Un dubbio che deve essere sorto mentre Roglič meditava di lasciare la Jumbo-Visma era se avesse davvero maggiori possibilità di vincere il Tour fuori dalla squadra piuttosto che all'interno di essa. Intuitivamente, guidare come leader indiscusso di una squadra sembrerebbe certamente un vantaggio rispetto al ruolo di vice, ma non è così scontato. Se fosse rimasto alla Jumbo-Visma, sarebbe bastato un calo di forma, un infortunio o una sfortunata giornata no di Jonas Vingegaard per cedere la leadership, e improvvisamente Roglič si sarebbe trovato a guidare la squadra a luglio, con tutte le risorse a disposizione. Dopotutto, i Grandi Giri raramente si svolgono in modo semplice. Infatti, il suo gregario, Sepp Kuss, ha appena vinto la Vuelta a España pur partendo dietro sia a Vingegaard che a Roglič nell'ordine di arrivo. Se Kuss avesse corso direttamente contro la Jumbo-Visma invece che con loro, sembra improbabile che avrebbe mantenuto la maglia rossa.
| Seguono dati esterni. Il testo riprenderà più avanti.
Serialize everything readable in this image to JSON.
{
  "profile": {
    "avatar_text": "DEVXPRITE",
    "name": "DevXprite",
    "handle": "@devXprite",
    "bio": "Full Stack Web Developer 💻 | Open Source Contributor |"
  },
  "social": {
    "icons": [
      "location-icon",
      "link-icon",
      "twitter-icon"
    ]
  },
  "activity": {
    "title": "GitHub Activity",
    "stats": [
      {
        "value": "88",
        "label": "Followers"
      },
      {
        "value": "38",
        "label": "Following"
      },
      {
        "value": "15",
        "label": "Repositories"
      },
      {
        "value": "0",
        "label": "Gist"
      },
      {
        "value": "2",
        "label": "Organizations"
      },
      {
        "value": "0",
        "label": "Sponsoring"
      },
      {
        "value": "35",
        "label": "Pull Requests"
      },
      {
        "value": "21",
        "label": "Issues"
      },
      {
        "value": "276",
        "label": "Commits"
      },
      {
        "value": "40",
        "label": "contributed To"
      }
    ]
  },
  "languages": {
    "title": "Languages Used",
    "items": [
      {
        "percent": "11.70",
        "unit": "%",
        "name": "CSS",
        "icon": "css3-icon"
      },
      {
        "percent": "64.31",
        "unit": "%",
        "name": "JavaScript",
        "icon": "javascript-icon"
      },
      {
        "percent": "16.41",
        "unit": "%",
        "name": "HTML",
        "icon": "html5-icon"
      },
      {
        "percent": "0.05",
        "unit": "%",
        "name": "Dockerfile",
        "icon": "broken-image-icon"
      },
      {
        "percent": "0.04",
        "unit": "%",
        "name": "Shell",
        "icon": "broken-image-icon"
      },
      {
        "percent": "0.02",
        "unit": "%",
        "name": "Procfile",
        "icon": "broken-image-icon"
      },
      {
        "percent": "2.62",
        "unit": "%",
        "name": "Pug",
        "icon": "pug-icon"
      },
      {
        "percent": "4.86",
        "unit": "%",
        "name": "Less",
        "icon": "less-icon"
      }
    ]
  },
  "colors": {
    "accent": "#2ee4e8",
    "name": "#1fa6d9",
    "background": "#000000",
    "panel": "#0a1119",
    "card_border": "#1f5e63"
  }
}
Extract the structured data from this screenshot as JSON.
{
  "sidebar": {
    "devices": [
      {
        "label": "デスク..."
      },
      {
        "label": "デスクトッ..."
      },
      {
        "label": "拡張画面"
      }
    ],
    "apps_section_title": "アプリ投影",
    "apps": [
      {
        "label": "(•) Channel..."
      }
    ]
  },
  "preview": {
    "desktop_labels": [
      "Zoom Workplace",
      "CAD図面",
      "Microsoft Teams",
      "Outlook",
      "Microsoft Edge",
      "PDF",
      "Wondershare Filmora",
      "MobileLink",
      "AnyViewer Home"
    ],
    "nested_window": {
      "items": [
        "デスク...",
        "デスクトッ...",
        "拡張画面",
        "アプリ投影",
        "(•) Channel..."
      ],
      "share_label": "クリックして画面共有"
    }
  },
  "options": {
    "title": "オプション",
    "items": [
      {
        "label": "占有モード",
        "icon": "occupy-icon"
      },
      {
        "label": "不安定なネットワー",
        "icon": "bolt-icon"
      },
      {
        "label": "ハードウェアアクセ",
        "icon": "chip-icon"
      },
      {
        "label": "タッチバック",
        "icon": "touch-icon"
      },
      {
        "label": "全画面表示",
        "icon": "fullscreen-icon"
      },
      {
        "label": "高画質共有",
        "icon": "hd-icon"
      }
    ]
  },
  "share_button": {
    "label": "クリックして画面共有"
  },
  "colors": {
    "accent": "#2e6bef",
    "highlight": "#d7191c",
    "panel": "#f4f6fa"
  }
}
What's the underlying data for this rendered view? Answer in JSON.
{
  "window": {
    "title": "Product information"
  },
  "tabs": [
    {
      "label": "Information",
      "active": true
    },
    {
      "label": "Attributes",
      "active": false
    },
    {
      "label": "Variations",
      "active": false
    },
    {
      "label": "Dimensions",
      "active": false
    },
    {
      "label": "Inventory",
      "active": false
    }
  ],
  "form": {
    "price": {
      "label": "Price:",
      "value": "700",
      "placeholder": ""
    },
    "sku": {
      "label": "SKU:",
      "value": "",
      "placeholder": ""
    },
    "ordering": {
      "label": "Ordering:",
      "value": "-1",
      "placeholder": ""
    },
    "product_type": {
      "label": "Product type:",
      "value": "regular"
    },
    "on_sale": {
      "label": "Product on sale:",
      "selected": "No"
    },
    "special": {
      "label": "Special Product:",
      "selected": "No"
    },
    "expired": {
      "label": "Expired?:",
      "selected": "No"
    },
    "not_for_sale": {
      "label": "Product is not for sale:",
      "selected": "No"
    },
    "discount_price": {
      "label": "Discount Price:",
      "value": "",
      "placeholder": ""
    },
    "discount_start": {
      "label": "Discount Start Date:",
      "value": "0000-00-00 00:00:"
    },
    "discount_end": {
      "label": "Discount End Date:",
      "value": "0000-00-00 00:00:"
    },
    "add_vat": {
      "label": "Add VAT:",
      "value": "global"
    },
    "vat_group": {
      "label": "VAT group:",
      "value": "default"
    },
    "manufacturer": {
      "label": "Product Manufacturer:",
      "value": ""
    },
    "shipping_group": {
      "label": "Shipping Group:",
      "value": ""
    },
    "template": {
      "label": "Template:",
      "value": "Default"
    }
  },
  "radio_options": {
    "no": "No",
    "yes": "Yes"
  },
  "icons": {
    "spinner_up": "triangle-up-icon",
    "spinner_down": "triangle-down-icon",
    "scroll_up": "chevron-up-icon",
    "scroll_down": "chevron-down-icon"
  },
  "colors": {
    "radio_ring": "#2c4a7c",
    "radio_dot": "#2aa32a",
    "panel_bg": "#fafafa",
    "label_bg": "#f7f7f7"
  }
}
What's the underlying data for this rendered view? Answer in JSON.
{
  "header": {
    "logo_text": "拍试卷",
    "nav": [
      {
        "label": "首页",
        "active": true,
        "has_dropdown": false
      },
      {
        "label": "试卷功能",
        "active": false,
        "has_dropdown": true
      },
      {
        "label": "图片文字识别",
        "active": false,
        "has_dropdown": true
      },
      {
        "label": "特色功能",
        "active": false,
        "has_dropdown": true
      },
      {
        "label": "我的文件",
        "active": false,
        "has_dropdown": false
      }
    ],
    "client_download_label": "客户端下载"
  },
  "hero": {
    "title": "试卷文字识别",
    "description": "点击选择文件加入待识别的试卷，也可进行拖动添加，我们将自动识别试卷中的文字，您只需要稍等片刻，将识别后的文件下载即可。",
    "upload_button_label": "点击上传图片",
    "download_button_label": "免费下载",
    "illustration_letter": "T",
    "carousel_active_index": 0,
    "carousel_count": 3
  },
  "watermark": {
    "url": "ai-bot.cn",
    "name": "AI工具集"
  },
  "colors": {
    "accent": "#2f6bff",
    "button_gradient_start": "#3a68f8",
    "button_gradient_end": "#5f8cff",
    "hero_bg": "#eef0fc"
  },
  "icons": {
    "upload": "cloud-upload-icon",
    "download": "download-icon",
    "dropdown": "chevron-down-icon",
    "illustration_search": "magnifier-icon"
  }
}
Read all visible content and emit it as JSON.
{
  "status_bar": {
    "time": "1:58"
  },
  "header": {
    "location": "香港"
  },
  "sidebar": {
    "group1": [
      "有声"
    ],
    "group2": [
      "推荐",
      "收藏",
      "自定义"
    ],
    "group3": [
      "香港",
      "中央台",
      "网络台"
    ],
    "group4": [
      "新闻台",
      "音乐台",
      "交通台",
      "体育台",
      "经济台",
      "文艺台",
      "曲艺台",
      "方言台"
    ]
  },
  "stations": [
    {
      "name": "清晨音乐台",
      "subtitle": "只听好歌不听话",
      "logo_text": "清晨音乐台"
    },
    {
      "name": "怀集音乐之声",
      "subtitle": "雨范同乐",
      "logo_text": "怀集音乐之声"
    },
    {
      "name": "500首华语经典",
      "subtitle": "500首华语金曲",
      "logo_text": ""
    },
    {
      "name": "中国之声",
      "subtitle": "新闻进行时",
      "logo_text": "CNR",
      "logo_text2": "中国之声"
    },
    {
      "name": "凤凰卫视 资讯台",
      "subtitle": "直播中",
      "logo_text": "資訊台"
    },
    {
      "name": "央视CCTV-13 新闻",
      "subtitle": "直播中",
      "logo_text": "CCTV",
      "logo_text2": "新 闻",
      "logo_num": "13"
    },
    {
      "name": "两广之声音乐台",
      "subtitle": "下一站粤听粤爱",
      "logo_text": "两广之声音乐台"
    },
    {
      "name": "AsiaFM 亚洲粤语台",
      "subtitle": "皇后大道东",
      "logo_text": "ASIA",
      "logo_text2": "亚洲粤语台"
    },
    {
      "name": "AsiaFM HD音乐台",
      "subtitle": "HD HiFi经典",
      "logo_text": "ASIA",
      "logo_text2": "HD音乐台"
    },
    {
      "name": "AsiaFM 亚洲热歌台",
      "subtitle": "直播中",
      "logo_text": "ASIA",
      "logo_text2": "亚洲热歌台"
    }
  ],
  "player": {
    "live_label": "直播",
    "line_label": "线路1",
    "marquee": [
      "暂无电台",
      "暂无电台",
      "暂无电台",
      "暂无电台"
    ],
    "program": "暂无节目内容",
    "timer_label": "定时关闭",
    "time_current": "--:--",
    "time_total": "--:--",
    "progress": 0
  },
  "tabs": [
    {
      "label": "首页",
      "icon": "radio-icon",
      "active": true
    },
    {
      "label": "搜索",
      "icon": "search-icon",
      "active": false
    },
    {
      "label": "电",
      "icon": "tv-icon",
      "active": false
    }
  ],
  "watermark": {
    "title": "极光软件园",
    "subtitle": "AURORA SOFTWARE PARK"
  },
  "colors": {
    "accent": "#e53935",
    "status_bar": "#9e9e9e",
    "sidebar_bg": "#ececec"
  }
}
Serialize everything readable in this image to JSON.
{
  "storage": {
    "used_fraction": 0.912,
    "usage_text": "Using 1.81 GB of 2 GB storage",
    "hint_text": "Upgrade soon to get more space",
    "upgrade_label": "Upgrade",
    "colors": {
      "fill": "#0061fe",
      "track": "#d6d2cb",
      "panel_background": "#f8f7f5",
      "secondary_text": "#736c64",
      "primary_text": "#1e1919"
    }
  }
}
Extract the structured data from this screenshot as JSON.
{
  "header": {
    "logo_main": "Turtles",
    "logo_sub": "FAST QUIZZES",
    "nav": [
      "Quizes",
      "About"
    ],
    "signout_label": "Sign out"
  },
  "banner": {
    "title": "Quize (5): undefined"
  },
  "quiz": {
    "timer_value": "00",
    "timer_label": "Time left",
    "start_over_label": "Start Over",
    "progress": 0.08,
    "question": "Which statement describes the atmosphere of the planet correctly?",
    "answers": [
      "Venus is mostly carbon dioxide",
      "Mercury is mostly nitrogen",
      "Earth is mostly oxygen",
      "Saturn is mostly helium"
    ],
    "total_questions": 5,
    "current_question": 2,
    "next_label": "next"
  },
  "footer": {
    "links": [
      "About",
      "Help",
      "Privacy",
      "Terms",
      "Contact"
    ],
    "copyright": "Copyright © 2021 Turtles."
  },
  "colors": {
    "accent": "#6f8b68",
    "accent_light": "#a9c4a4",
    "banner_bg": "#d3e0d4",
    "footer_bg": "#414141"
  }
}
Dal punto di vista di Bora-Hansgrohe, devono aver riflettuto sul rischio di fare un investimento così grande in un corridore che compirà 34 anni alla fine del mese. Basta guardare indietro di qualche anno all'investimento multimilionario di Israel-PremierTech in Chris Froome per capire come l'ingaggio di un corridore del Grand Tour in età avanzata possa essere un errore costoso. A differenza di Froome, però, Roglič è ancora al top della condizione e ha vissuto quella che probabilmente è stata la migliore stagione della sua carriera. Ha iniziato tardi a praticare questo sport e non ha avuto i problemi di infortunio che hanno compromesso Froome a metà dei suoi trent'anni. E se è vero che il contratto è solo biennale, allora non si è impegnato troppo a mantenerlo competitivo per gli anni a venire.
Piuttosto che avvicinarsi al ritiro, Roglič rimane ambizioso come sempre e questa mossa segnala quanto sia seria la sua intenzione di vincere una corsa che gli è fin'ora sfuggita: il Tour de France. Lasciare la squadra con cui ha corso praticamente per tutta la sua carriera professionale e con cui ha ottenuto così tanti successi è certamente un rischio, ma vale la pena correrlo, e con la Bora-Hansgrohe ha trovato una squadra che corrisponde alle sue ambizioni e che ha le risorse per realizzarle. Se riuscirà a mantenere la forma di quest'anno e se la dirigenza della Bora riuscirà a ispirare la squadra a unirsi per vincere la maglia gialla con lui, potrebbe essere un'accoppiata perfetta.